[jsr356-experts] Re: RemoteEndpoint setAutoFlush() and flush()

From: Scott Ferguson <ferg_at_caucho.com>
Date: Fri, 14 Dec 2012 19:22:48 -0800

On 12/14/12 5:13 PM, Danny Coward wrote:
> Hi Scott,
>
> On 12/11/12 11:37 AM, Scott Ferguson wrote:
>>
>> It doesn't work because the *ByFuture and *ByCompletion are single
>> item queues. You can't batch or queue more than one item with those
>> APIs. If you look at java.nio.channels.AsynchronousChannel, it says
>>
>> " Some channel implementations may support concurrent reading and
>> writing, but may not allow more than one read and one write operation
>> to be outstanding at any given time."
>>
>> Since it's only a single-item queue, the implementation can't batch
>> the items -- there's only one item.
> Right, but are our APIs are only expressed in terms of the data
> objects not the channels. Does it really lock you into using
> AsynchronousChannel with its one-write-at-a-time rule ?

Not directly, but the same issues apply in our case as theirs, so I'm
pretty sure we want to follow their one-write-at-a-time.

>
>>
>> And it's a single-item queue because multiple-item queues require
>> more API methods, like in BlockingQueue, and a longer spec definition
>> to describe the queue behavior, e.g. what happens when the queue is
>> full or even what "full" means.
> I'm probably being really stupid, but can't an implementation use a
> BlockingQueue under our APIs, and determine itself based on a
> knowledge of its own implementation environment when to send a batch
> of messages ?

Unfortunately, no. I tried working through that exercise, but it runs
into problems.

1) If the user is allowed to call more than once (i.e. queue messages),
then either the queue size must be infinite, or the "async" call would
eventually block (put), or throw an exception (add), or return a boolean
(offer).
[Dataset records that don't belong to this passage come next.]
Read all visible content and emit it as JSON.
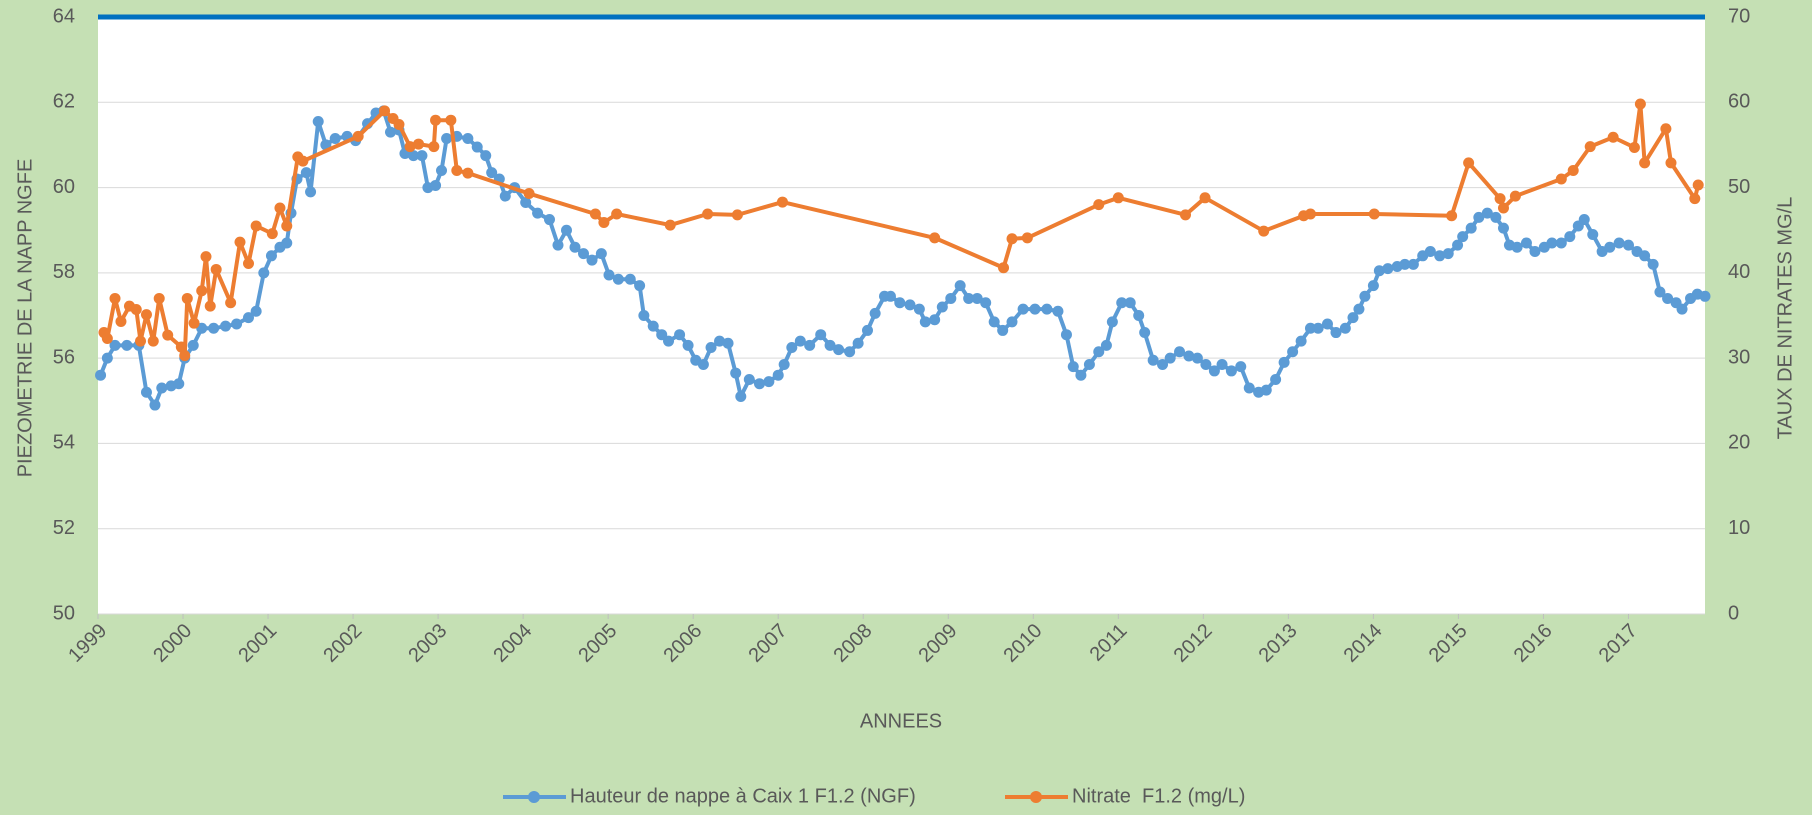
{
  "chart_data": {
    "type": "line",
    "y_label": "PIEZOMETRIE DE LA NAPP NGFE",
    "y2_label": "TAUX DE NITRATES MG/L",
    "x_label": "ANNEES",
    "xlim": [
      1999,
      2017.9
    ],
    "xticks": [
      1999,
      2000,
      2001,
      2002,
      2003,
      2004,
      2005,
      2006,
      2007,
      2008,
      2009,
      2010,
      2011,
      2012,
      2013,
      2014,
      2015,
      2016,
      2017
    ],
    "ylim": [
      50,
      64
    ],
    "yticks": [
      50,
      52,
      54,
      56,
      58,
      60,
      62,
      64
    ],
    "y2lim": [
      0,
      70
    ],
    "y2ticks": [
      0,
      10,
      20,
      30,
      40,
      50,
      60,
      70
    ],
    "grid": true,
    "legend": "bottom",
    "series": [
      {
        "name": "Hauteur de nappe à Caix 1 F1.2 (NGF)",
        "color": "#5b9bd5",
        "axis": "y",
        "x": [
          1999.03,
          1999.11,
          1999.2,
          1999.34,
          1999.48,
          1999.57,
          1999.67,
          1999.75,
          1999.86,
          1999.95,
          2000.02,
          2000.12,
          2000.22,
          2000.36,
          2000.5,
          2000.63,
          2000.77,
          2000.86,
          2000.95,
          2001.04,
          2001.14,
          2001.22,
          2001.27,
          2001.34,
          2001.45,
          2001.5,
          2001.59,
          2001.68,
          2001.79,
          2001.93,
          2002.03,
          2002.17,
          2002.27,
          2002.36,
          2002.44,
          2002.54,
          2002.61,
          2002.71,
          2002.81,
          2002.88,
          2002.97,
          2003.04,
          2003.1,
          2003.22,
          2003.35,
          2003.46,
          2003.56,
          2003.63,
          2003.72,
          2003.79,
          2003.9,
          2004.03,
          2004.17,
          2004.31,
          2004.41,
          2004.51,
          2004.61,
          2004.71,
          2004.81,
          2004.92,
          2005.01,
          2005.12,
          2005.26,
          2005.37,
          2005.42,
          2005.53,
          2005.63,
          2005.71,
          2005.84,
          2005.94,
          2006.03,
          2006.12,
          2006.21,
          2006.31,
          2006.41,
          2006.5,
          2006.56,
          2006.66,
          2006.78,
          2006.89,
          2007.0,
          2007.07,
          2007.16,
          2007.26,
          2007.37,
          2007.5,
          2007.61,
          2007.71,
          2007.84,
          2007.94,
          2008.05,
          2008.14,
          2008.25,
          2008.32,
          2008.43,
          2008.55,
          2008.66,
          2008.73,
          2008.84,
          2008.93,
          2009.03,
          2009.14,
          2009.24,
          2009.34,
          2009.44,
          2009.54,
          2009.64,
          2009.75,
          2009.88,
          2010.02,
          2010.16,
          2010.29,
          2010.39,
          2010.47,
          2010.56,
          2010.66,
          2010.77,
          2010.86,
          2010.93,
          2011.04,
          2011.14,
          2011.24,
          2011.31,
          2011.41,
          2011.52,
          2011.61,
          2011.72,
          2011.83,
          2011.93,
          2012.03,
          2012.13,
          2012.22,
          2012.33,
          2012.44,
          2012.54,
          2012.65,
          2012.74,
          2012.85,
          2012.95,
          2013.05,
          2013.15,
          2013.26,
          2013.35,
          2013.46,
          2013.56,
          2013.67,
          2013.76,
          2013.83,
          2013.9,
          2014.0,
          2014.07,
          2014.17,
          2014.28,
          2014.37,
          2014.47,
          2014.58,
          2014.67,
          2014.78,
          2014.88,
          2014.99,
          2015.05,
          2015.15,
          2015.24,
          2015.34,
          2015.44,
          2015.53,
          2015.6,
          2015.69,
          2015.8,
          2015.9,
          2016.01,
          2016.1,
          2016.21,
          2016.31,
          2016.41,
          2016.48,
          2016.58,
          2016.69,
          2016.78,
          2016.89,
          2017.0,
          2017.1,
          2017.19,
          2017.29,
          2017.37,
          2017.46,
          2017.56,
          2017.63,
          2017.73,
          2017.81,
          2017.9
        ],
        "values": [
          55.6,
          56.0,
          56.3,
          56.3,
          56.3,
          55.2,
          54.9,
          55.3,
          55.35,
          55.4,
          56.0,
          56.3,
          56.7,
          56.7,
          56.75,
          56.8,
          56.95,
          57.1,
          58.0,
          58.4,
          58.6,
          58.7,
          59.4,
          60.2,
          60.35,
          59.9,
          61.55,
          61.0,
          61.15,
          61.2,
          61.1,
          61.5,
          61.75,
          61.8,
          61.3,
          61.35,
          60.8,
          60.75,
          60.75,
          60.0,
          60.05,
          60.4,
          61.15,
          61.2,
          61.15,
          60.95,
          60.75,
          60.35,
          60.2,
          59.8,
          60.0,
          59.65,
          59.4,
          59.25,
          58.65,
          59.0,
          58.6,
          58.45,
          58.3,
          58.45,
          57.95,
          57.85,
          57.85,
          57.7,
          57.0,
          56.75,
          56.55,
          56.4,
          56.55,
          56.3,
          55.95,
          55.85,
          56.25,
          56.4,
          56.35,
          55.65,
          55.1,
          55.5,
          55.4,
          55.45,
          55.6,
          55.85,
          56.25,
          56.4,
          56.3,
          56.55,
          56.3,
          56.2,
          56.15,
          56.35,
          56.65,
          57.05,
          57.45,
          57.45,
          57.3,
          57.25,
          57.15,
          56.85,
          56.9,
          57.2,
          57.4,
          57.7,
          57.4,
          57.4,
          57.3,
          56.85,
          56.65,
          56.85,
          57.15,
          57.15,
          57.15,
          57.1,
          56.55,
          55.8,
          55.6,
          55.85,
          56.15,
          56.3,
          56.85,
          57.3,
          57.3,
          57.0,
          56.6,
          55.95,
          55.85,
          56.0,
          56.15,
          56.05,
          56.0,
          55.85,
          55.7,
          55.85,
          55.7,
          55.8,
          55.3,
          55.2,
          55.25,
          55.5,
          55.9,
          56.15,
          56.4,
          56.7,
          56.7,
          56.8,
          56.6,
          56.7,
          56.95,
          57.15,
          57.45,
          57.7,
          58.05,
          58.1,
          58.15,
          58.2,
          58.2,
          58.4,
          58.5,
          58.4,
          58.45,
          58.65,
          58.85,
          59.05,
          59.3,
          59.4,
          59.3,
          59.05,
          58.65,
          58.6,
          58.7,
          58.5,
          58.6,
          58.7,
          58.7,
          58.85,
          59.1,
          59.25,
          58.9,
          58.5,
          58.6,
          58.7,
          58.65,
          58.5,
          58.4,
          58.2,
          57.55,
          57.4,
          57.3,
          57.15,
          57.4,
          57.5,
          57.45
        ]
      },
      {
        "name": "Nitrate  F1.2 (mg/L)",
        "color": "#ed7d31",
        "axis": "y2",
        "x": [
          1999.07,
          1999.11,
          1999.2,
          1999.27,
          1999.37,
          1999.45,
          1999.5,
          1999.57,
          1999.65,
          1999.72,
          1999.82,
          1999.98,
          2000.02,
          2000.05,
          2000.13,
          2000.22,
          2000.27,
          2000.32,
          2000.39,
          2000.56,
          2000.67,
          2000.77,
          2000.86,
          2001.05,
          2001.14,
          2001.22,
          2001.35,
          2001.41,
          2002.06,
          2002.37,
          2002.47,
          2002.54,
          2002.67,
          2002.77,
          2002.95,
          2002.97,
          2003.15,
          2003.22,
          2003.35,
          2004.07,
          2004.85,
          2004.95,
          2005.1,
          2005.73,
          2006.17,
          2006.52,
          2007.05,
          2008.84,
          2009.65,
          2009.75,
          2009.93,
          2010.77,
          2011.0,
          2011.79,
          2012.02,
          2012.71,
          2013.18,
          2013.26,
          2014.01,
          2014.92,
          2015.12,
          2015.49,
          2015.53,
          2015.67,
          2016.21,
          2016.35,
          2016.55,
          2016.82,
          2017.07,
          2017.14,
          2017.19,
          2017.44,
          2017.5,
          2017.78,
          2017.82
        ],
        "values": [
          33.0,
          32.3,
          37.0,
          34.3,
          36.1,
          35.7,
          32.0,
          35.1,
          32.0,
          37.0,
          32.7,
          31.3,
          30.3,
          37.0,
          34.1,
          37.9,
          41.9,
          36.1,
          40.4,
          36.5,
          43.6,
          41.1,
          45.5,
          44.6,
          47.6,
          45.5,
          53.6,
          53.1,
          56.0,
          59.0,
          58.1,
          57.4,
          54.8,
          55.1,
          54.8,
          57.9,
          57.9,
          52.0,
          51.7,
          49.3,
          46.9,
          45.9,
          46.9,
          45.6,
          46.9,
          46.8,
          48.3,
          44.1,
          40.6,
          44.0,
          44.1,
          48.0,
          48.8,
          46.8,
          48.8,
          44.9,
          46.7,
          46.9,
          46.9,
          46.7,
          52.9,
          48.7,
          47.6,
          49.0,
          51.0,
          52.0,
          54.8,
          55.9,
          54.7,
          59.8,
          52.9,
          56.9,
          52.9,
          48.7,
          50.3
        ]
      }
    ]
  }
}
None of those are good default options, because none matches
the notion of async.

Basically, an API that acts like queue needs all 3 main offer/put method
types that blocking queue provides, or be infinite, or select one of the
methods as a default behavior. I'm pretty sure we don't want to do any
of those.

2) The life of the passed objects gets a bit trickier for the sender,
because it needs to keep track of all the return callbacks for every
item in to queue to know when it can reuse the byte[], or ByteBuffer or
Object. One item is reasonable to keep track of, but multiple items are
probably an unfair burden on the user.

Basically, the behavior veers off into under-defined problems if queues
are allowed for that call, but only partially defined.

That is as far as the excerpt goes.